Mozilla, Microsoft, and Opera are none too happy about Webkit’s prefixes becoming a sort of organic standard, especially on mobile:

Opera, along with Microsoft and Mozilla, announced at a CSS Working Group meeting that we would support some WebKit prefixes. This is because too many authors of mobile sites only use the WebKit-prefixed version, and not even the standard, unprefixed one, when it is available. This leads to a reduced user experience on Opera, Mobile Firefox and Mobile IE, which don’t receive the same shiny effects, such as transitions, gradients and the like, even if the browser supports those effects.

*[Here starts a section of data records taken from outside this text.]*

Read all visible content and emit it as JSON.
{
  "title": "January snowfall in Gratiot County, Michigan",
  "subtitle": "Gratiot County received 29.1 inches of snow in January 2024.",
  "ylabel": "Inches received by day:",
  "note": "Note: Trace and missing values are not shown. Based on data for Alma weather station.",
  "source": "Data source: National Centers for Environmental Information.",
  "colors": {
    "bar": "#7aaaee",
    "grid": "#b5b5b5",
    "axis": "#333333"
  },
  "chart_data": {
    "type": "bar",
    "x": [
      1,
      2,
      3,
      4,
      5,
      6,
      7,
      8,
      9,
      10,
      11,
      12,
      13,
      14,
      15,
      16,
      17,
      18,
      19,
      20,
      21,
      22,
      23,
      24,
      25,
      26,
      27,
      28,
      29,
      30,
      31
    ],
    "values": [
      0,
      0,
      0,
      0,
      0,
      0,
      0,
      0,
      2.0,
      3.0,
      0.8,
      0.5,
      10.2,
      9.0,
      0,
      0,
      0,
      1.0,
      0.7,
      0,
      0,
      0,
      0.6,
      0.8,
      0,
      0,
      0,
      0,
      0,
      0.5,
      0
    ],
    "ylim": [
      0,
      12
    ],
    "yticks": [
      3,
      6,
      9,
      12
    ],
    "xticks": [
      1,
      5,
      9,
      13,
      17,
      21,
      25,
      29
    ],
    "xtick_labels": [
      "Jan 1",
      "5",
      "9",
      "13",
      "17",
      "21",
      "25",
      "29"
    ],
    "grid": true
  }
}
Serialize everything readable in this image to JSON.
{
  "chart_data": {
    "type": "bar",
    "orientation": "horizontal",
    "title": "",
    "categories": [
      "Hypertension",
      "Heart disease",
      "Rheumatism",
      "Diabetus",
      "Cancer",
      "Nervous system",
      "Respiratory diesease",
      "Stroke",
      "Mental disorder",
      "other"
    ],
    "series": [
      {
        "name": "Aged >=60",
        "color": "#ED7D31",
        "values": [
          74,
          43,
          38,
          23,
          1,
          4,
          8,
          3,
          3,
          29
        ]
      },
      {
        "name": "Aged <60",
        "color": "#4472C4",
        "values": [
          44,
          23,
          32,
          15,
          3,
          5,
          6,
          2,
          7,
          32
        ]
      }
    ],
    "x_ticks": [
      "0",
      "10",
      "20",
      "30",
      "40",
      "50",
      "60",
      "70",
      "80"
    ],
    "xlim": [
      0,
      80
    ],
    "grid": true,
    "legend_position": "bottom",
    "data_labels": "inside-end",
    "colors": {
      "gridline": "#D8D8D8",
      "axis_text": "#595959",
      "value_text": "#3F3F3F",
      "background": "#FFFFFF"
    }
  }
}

The problem to me seems to be one of education and tools. Authors don’t use -o prefix because they either don’t know about it, or they don’t have a significant Opera user base. Ditto the other browsers. iOS is king of the castle on mobile, and that means Safari, and that means WebKit.

Prefix or Posthack

Eric Meyer, in praise of browser prefixes such as -webkit:

If the history of web standards has shown us anything, it’s that hacks will be necessary. By front-loading the hacks using vendor prefixes and enshrining them in the standards process, we can actually fix some of the potential problems with the process and possibly accelerate CSS development.

I’d add that vendor prefixes work very well with a steady diet of progressive enhancement. You, as a developer, are not bound by law to make every element on every page look exactly the same in every browser. The less tied-down each of us are, the faster all of us can move.